Eastside Housing Proposals Blow Up at Council
"That was crazy"
When City Council (acting as the Austin Housing Finance Corporation Board of Directors) voted to award an affordable housing development at a city-owned site in East Austin to the Guadalupe Neighborhood Development Corporation, Mark Rogers, who leads the organization, was at home playing Words With Friends. He had the meeting running on a laptop, but he wasn't really paying attention because he didn't expect the vote to go in his favor.
"I was completely stunned," Rogers told the Chronicle on Monday. "I said about 20 times, 'That was crazy.'"
The proposal from GNDC and Vecino Group, a national affordable housing developer, for the site at 900 Gardner came in second place in the solicitation process initiated by the city housing department in June. The scoring panel of city staffers had given a handful more points, and thus its recommendation, to a proposal from DMA Companies – one of Central Texas' larger affordable developers – and Big Medium, the arts nonprofit behind the East Austin Studio Tour. A separate site at 1127 Tillery was recommended for award to MRE Capital and Imagine Art, a local nonprofit that supports artists with disabilities.
The DMA/Big Medium proposal included 219 rental units and more than 26,000 square feet of commercial space – including some for art studios. Just 14 of those units would be rented at market rate; the others would be reserved for people earning no more than 80% of the Austin median family income (about $78,000 for four people), including 30 for people earning just 30% MFI (less than $30,000 for four people).
The GNDC/Vecino proposal offered home ownership options – crucial for the Eastside activists who organized a frenzied campaign to urge Council to give GNDC development rights at both sites (GNDC also submitted a proposal for Tillery). The GNDC-led proposal at Gardner would only build 134 units, but 26 of them would be for sale.
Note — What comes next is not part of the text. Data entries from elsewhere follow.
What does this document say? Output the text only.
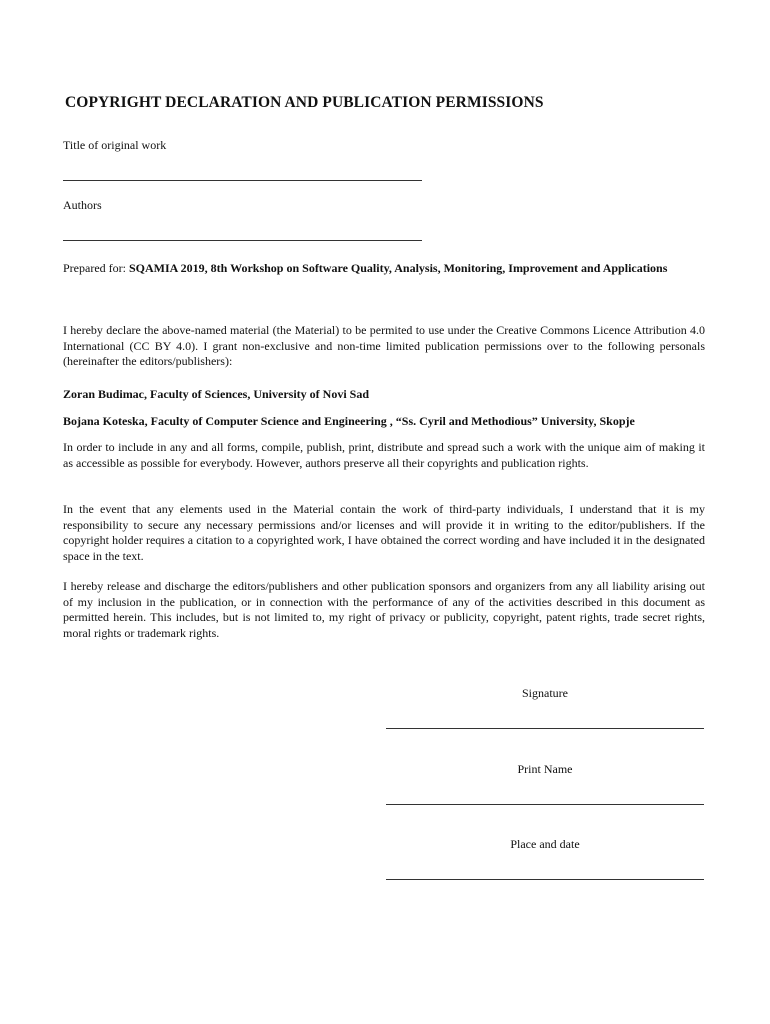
COPYRIGHT DECLARATION AND PUBLICATION PERMISSIONS
Title of original work
Authors
Prepared for: SQAMIA 2019, 8th Workshop on Software Quality, Analysis, Monitoring, Improvement and Applications
I hereby declare the above-named material (the Material) to be permited to use under the Creative Commons Licence Attribution 4.0 International (CC BY 4.0). I grant non-exclusive and non-time limited publication permissions over to the following personals (hereinafter the editors/publishers):
Zoran Budimac, Faculty of Sciences, University of Novi Sad
Bojana Koteska, Faculty of Computer Science and Engineering , “Ss. Cyril and Methodious” University, Skopje
In order to include in any and all forms, compile, publish, print, distribute and spread such a work with the unique aim of making it as accessible as possible for everybody. However, authors preserve all their copyrights and publication rights.
In the event that any elements used in the Material contain the work of third-party individuals, I understand that it is my responsibility to secure any necessary permissions and/or licenses and will provide it in writing to the editor/publishers. If the copyright holder requires a citation to a copyrighted work, I have obtained the correct wording and have included it in the designated space in the text.
I hereby release and discharge the editors/publishers and other publication sponsors and organizers from any all liability arising out of my inclusion in the publication, or in connection with the performance of any of the activities described in this document as permitted herein. This includes, but is not limited to, my right of privacy or publicity, copyright, patent rights, trade secret rights, moral rights or trademark rights.
Signature
Print Name
Place and date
The ownership and rental units would also be available to a mix of income levels, including 28 for people earning 30% MFI.
At the end of a long meeting that included speakers levying charges of systemic racism at the arts nonprofits and the housing department, Council Member Pio Renteria moved to advance negotiations with GNDC and Vecino Group at Gardner. (Both sites are in Renteria's District 3.) "It was a hard choice because the proposals were all good," Renteria told us on Tuesday. "But I knew the neighborhood there wanted more ownership, and the GNDC proposal offers Continuum of Care units" – that is, housing for those exiting or at risk of homelessness.
Council has gotten more comfortable in recent years with overriding staff procurement recommendations in favor of second-place bidders. But this was the first time the city had embarked on a process like this to award properties the AHFC owns to affordable developers. It won't be the last; in addition to the 6-acre Gardner and 5.15-acre Tillery sites, the AHFC is holding on to 28 other sites (20 of those are single-family homes) that could go through a similar solicitation process for income-restricted housing. The sites are located all over the city and some have projects underway now, so the future of this process is closely watched by people on all sides of Austin's land use debate.
Before accepting proposals, the city outlined scoring criteria that included maximizing the number of affordable units, especially for residents at or below 50% MFI; proposals with more 2- and 3-bedroom units, or with CoC units; and those that minimized subsidy from the city. The chosen developer would also have to implement "right-to-return" rules – an untested city policy to reserve housing units for people with generational ties to the neighborhood who were displaced sometime before 2000.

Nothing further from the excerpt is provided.